Job-matching startup OneShift has been acquired by recruitment company Programmed for an undisclosed amount, but for founder Gen George the realisation she’s sold the business she built from the ground up “hasn’t set in yet”.

The deal has been in the mix for the last 12 months and was finalised in time for the end of this financial year. Programmed took an initial 27.% stake in OneShift as part of a $5 million investment deal in 2013, which George said at the time was to “help us grow OneShift into a thriving global business”.

As of June, Programmed now owns 100% of OneShift, with George, her chief financial and technology officers and a small team heading off to work on George’s two other startups — small-business focused recruitment startup Skilld and advertising tech startup tamme.

Read more: How a “chance meeting” at a co-working space led to Gen George securing a million-dollar deal

“This was part of it all from the beginning, just one piece of the puzzle,” George told StartupSmart.

“It was more about the bigger picture and having an impact. It’s not about something tangible, it’s bigger than that.”

“In six months time it might set in, and I might look back and go, ‘oh god what have I done’, but the deal is really great for both sides and I’m looking forward to the future.”

With George focused on both running OneShift and preparing it for acquisition, Skilld was “put on the backburner”, and George is keen to put more focus on the budding business, which she founded in mid-2015.

“We want to develop it further and scale it internationally, but to do that, we realised we needed to build an adtech platform as the available ones didn’t suit our needs,” she says.

That’s where George’s most recent venture, tamme, comes in, having only become a standalone business in the past few weeks.

The advertising platform is targeted at double-sided marketplaces, eschewing the traditional focus on “vanity numbers” such as cost-per-click, and instead looking at “actual conversions” by tracking user behaviour and supply and demand in suburb-sized squares anywhere in the world.

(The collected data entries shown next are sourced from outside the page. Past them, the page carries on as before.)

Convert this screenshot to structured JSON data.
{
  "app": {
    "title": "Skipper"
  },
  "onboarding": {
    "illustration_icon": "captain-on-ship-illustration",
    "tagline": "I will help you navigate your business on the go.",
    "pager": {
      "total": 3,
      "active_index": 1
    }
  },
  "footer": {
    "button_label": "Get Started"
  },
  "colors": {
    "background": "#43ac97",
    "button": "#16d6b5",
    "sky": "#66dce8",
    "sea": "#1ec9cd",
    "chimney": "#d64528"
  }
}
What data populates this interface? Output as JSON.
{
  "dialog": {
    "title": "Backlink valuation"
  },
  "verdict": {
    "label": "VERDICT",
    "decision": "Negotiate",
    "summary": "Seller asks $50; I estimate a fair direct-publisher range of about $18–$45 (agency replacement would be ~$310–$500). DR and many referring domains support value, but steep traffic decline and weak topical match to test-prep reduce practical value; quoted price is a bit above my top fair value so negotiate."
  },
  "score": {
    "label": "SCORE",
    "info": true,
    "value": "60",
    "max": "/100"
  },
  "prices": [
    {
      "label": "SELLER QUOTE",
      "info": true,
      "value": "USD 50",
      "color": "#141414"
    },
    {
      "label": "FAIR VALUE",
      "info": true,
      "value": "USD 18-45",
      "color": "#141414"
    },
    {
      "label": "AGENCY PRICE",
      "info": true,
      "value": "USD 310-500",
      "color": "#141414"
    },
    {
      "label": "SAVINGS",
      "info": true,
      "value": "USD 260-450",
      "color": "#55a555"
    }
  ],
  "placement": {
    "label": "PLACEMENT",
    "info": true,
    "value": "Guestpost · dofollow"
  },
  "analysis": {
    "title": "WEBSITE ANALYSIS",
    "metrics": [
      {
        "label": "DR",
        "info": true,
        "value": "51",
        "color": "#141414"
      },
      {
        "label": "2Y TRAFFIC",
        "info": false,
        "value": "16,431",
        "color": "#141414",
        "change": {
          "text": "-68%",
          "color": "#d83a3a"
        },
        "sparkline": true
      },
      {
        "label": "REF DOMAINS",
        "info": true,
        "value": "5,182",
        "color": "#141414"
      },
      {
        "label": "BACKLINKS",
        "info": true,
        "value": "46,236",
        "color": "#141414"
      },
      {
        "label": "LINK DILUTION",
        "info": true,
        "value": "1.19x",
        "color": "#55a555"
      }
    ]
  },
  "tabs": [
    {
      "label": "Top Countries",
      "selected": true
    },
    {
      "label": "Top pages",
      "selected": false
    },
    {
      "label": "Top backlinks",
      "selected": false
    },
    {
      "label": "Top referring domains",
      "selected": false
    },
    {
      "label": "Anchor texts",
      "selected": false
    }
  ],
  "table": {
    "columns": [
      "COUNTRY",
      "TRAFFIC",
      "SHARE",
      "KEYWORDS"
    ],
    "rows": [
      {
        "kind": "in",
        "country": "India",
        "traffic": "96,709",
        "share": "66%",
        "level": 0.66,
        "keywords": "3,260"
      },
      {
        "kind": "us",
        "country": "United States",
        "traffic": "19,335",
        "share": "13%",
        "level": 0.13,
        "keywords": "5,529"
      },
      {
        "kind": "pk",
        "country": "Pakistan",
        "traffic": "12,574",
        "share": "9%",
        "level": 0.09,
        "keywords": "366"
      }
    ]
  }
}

“When we were looking at expanding Skilld, we wanted to use our advertising spend in places where we could get direct outcomes. We didn’t care about vanity numbers — all we cared about is if someone converted or not,” George says.

“We wanted something that could automatically do that at a scale, and anywhere in the world within a 1.2-mile radius.”

Building a new startup like tamme was greatly aided by having a real-time “living breathing” market to test on thanks to Skilld. According to George, early tests carried out on the Skilld platform have seen increases of 400% in advertising effectiveness despite only 20% of tamme’s platform being active.

George also runs women’s business group Like Minded Bitches Drinking Wine alongside Showpo founder Jane Lu, and she will continue to work on growing the network alongside leading Skilld and tamme. The group now has over 40,000 members and hosts events in 25 cities globally, a level of growth George “didn’t expect”.

Being at the helm of OneShift while establishing and growing her other ventures involved a lot of “figuring it out as we go” says George, who believes the skills she learnt growing OneShift were invaluable for establishing Skilld and tamme.

“I was learning every day and the experience with running Oneshift paid off. Skilld had 60,000 users in the first six months of operating, where OneShift had just 10,000,” she says.

“We stuffed up a lot, but we also learned a lot.”

For other startups facing the daunting world of acquisitions, George advises it’s all about finding the right partner, and determining the “value” for both companies.

“Try to find a smart partner who can add growth to the business and work with them for a while before heading down the acquisitions path,” she says.